We have to find the dimensions of a box with a volume that is at least 1000 cm³.
We have to find the dimensions that require the minimum amount of material.
We can draw the box as:
The volume can be expressed as:
[tex]V=L\cdot W\cdot H\ge1000cm^3[/tex]The material will be the sum of the areas:
[tex]A=2LW+2LH+2WH[/tex]Since the box is square-based, the width and length are equal and we can write:
[tex]L=W[/tex]Then, we can re-write the area as:
[tex]\begin{gathered} A=2L^2+2LH+2LH \\ A=2L^2+4LH \end{gathered}[/tex]Now, we have the area expressed in function of L and H.

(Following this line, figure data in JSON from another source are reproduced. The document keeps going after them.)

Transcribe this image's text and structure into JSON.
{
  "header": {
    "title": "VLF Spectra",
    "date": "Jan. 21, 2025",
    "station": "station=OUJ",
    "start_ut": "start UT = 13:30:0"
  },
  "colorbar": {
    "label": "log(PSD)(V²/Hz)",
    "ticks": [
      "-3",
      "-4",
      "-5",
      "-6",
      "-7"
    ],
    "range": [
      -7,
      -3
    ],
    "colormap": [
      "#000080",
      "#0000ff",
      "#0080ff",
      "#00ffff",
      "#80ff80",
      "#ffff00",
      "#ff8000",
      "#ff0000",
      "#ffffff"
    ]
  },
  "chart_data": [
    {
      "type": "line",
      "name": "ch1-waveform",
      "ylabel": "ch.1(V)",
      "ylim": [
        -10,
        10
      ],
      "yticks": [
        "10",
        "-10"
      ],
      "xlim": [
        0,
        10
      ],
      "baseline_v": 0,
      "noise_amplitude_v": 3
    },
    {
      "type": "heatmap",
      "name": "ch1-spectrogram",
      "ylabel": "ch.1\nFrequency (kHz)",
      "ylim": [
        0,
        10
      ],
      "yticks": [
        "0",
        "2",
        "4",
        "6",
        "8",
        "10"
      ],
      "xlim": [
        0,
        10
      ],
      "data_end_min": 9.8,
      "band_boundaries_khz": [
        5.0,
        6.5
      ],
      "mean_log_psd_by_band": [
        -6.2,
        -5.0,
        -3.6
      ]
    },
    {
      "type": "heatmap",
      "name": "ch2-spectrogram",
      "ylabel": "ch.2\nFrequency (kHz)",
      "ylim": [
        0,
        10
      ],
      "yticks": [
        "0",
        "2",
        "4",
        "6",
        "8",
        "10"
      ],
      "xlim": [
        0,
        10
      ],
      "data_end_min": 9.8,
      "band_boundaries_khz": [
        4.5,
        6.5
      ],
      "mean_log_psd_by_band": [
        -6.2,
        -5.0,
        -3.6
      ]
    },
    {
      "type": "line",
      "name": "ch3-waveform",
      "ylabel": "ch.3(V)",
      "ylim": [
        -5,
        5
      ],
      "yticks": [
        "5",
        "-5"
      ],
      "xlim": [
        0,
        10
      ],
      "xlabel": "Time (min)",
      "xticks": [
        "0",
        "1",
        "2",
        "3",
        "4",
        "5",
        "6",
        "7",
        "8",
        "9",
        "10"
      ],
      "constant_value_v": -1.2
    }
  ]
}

We can use the volume equation to express the height H in function of L:
[tex]\begin{gathered} V=1000 \\ L\cdot W\cdot H=1000 \\ L^2\cdot H=1000 \\ H=\frac{1000}{L^2} \end{gathered}[/tex]We replace H in the expression for the area:
[tex]\begin{gathered} A=2L^2+4LH \\ A=2L^2+4L\cdot\frac{1000}{L^2} \\ A=2L^2+\frac{4000}{L} \end{gathered}[/tex]We can now optimize the area by differentiating A and then equal the result to 0:
[tex]\begin{gathered} \frac{dA}{dL}=2\frac{d(L^2)}{dL}+4000\cdot\frac{d(L^{-1})}{dL} \\ \frac{dA}{dL}=4L+4000(-1)L^{-2} \\ \frac{dA}{dL}=4L-\frac{4000}{L^2} \end{gathered}[/tex][tex]\begin{gathered} \frac{dA}{dL}=0 \\ 4L-\frac{4000}{L^2}=0 \\ 4L=\frac{4000}{L^2} \\ L\cdot L^2=\frac{4000}{4} \\ L^3=1000 \\ L=\sqrt[3]{1000} \\ L=10 \end{gathered}[/tex]We now can calculate the other dimensions as:
[tex]W=L=10[/tex][tex]H=\frac{1000}{L^2}=\frac{1000}{10^2}=\frac{1000}{100}=10[/tex]Then, the dimensions that minimize the surface area for a fixed volume of 1000 cm³ is the length, width and height of 10 cm, which correspond to a cube (all 3 dimensions are the same).
Answer: the dimensions are length = 10 cm, width = 10 cm and height = 10 cm.